Griffith Park, Los Angeles

QUESTION:  When Griffith J Griffith first purchased the land that would become Griffith Park, what did he first use it as?
A)  A farm for Brussels Sprouts
B)  An ostrich farm
C)  A cattle ranch
D)  A mine

Thus far this week, the American Treasure Tour blog has devoted our attention to a  (huge) plot of land located in the heart of Los Angeles, California known as Griffith Park.  At 4,310 acres, it is the eleventh largest urban park in the United States and, if you've been paying attention, has a fascinating story behind it. The man behind the park is Griffith J Griffith, who hoped he would be remembered for his gift to the city, but his reputation was definitely, and justly, tarnished after he tried to kill his wife. So the city rejected further donations during his lifetime. The crimes of the dead were apparently forgiven, though, when he willed more money to Griffith Park with his death to build some of the structures that are now iconic symbols for Los Angeles.  

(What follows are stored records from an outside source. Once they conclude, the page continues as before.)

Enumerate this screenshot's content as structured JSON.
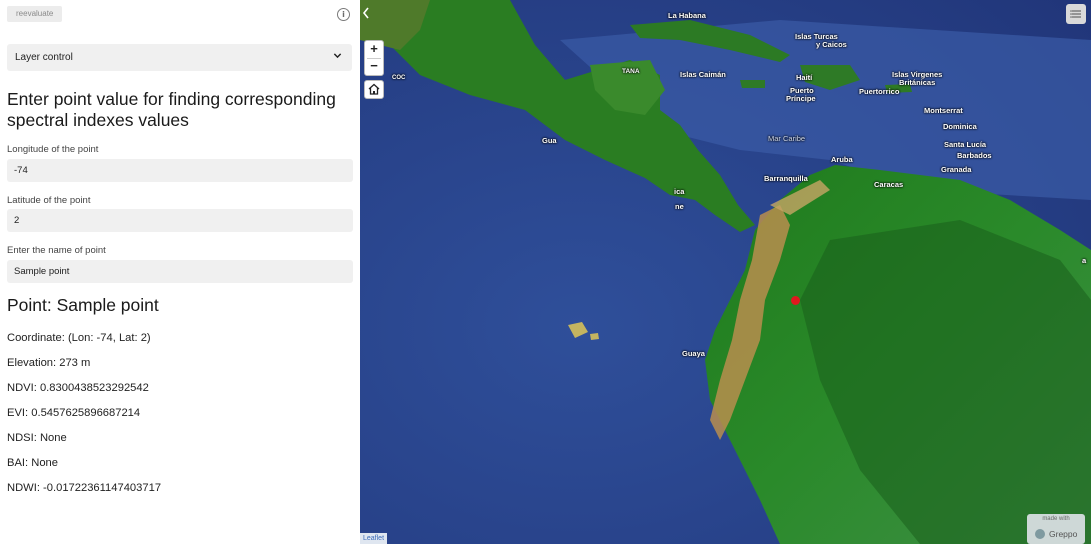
{
  "panel": {
    "reevaluate_label": "reevaluate",
    "info_glyph": "i",
    "layer_control_label": "Layer control",
    "heading": "Enter point value for finding corresponding spectral indexes values",
    "fields": {
      "longitude": {
        "label": "Longitude of the point",
        "value": "-74"
      },
      "latitude": {
        "label": "Latitude of the point",
        "value": "2"
      },
      "name": {
        "label": "Enter the name of point",
        "value": "Sample point"
      }
    },
    "point_title": "Point: Sample point",
    "results": {
      "coordinate": "Coordinate: (Lon: -74, Lat: 2)",
      "elevation": "Elevation: 273 m",
      "ndvi": "NDVI: 0.8300438523292542",
      "evi": "EVI: 0.5457625896687214",
      "ndsi": "NDSI: None",
      "bai": "BAI: None",
      "ndwi": "NDWI: -0.01722361147403717"
    }
  },
  "map": {
    "zoom_in": "+",
    "zoom_out": "−",
    "attribution": "Leaflet",
    "made_with": "made with",
    "brand": "Greppo",
    "labels": {
      "la_habana": "La Habana",
      "islas_turcas": "Islas Turcas",
      "y_caicos": "y Caicos",
      "islas_caiman": "Islas Caimán",
      "haiti": "Haití",
      "puerto": "Puerto",
      "principe": "Príncipe",
      "puerto_rico": "Puertorrico",
      "islas_virgenes": "Islas Virgenes",
      "britanicas": "Británicas",
      "montserrat": "Montserrat",
      "dominica": "Dominica",
      "santa_lucia": "Santa Lucía",
      "barbados": "Barbados",
      "granada": "Granada",
      "mar_caribe": "Mar Caribe",
      "aruba": "Aruba",
      "barranquilla": "Barranquilla",
      "caracas": "Caracas",
      "guayaquil": "Guaya",
      "gua": "Gua",
      "coc": "COC",
      "tana": "TANA",
      "ica": "ica",
      "ne": "ne",
      "a_edge": "a"
    },
    "colors": {
      "ocean_deep": "#24397f",
      "ocean": "#2f4f9a",
      "shelf": "#6d8fc9",
      "forest": "#1d6b1d",
      "forest_dark": "#0f4f12",
      "highland": "#c9a15a",
      "pin": "#e0181e"
    }
  }
}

A one hundred-acre aerodrome was built in the Park in 1912. Famous aviation pioneer Glenn L. Martin flew from there numerous times. It remained in use until 1939, when another airport was built in nearby Glendale that crowded airspace and compelled them to shut it down. Today, the former site of the aerodrome is now the parking lot for the Los Angeles Zoo, the Gene Autry Western Heritage Museum, soccer fields, and the entrances to numerous freeways. At around the same time, Hollywood directors started filming there, notably D.W. Griffith (no relation to Griffith Griffith), who filmed the battle scenes from his epic and highly controversial Birth of a Nation there in 1915.  Right after the Japanese attacked Pearl Harbor in 1941, Japanese-American citizens were detained in detainment camps located within Griffith Park prior to their dispersal to internment camps in what would become one of the most shameful moments in 20th century American history. 

The rich history of Griffith Park will continue tomorrow.  We promise.  Another spot envisioned by Griffith Griffith for the park was a Greek Theatre.  Dedicated in 1930, it did not serve its intended purpose from the start. Rarely used prior to World War II, it became a military barracks during the conflict. In 1975, Nederlander Productions took control of the outdoor performance venue. Today, you can grab a hot meal and watch entertainers of all calibers as they perform for visitors.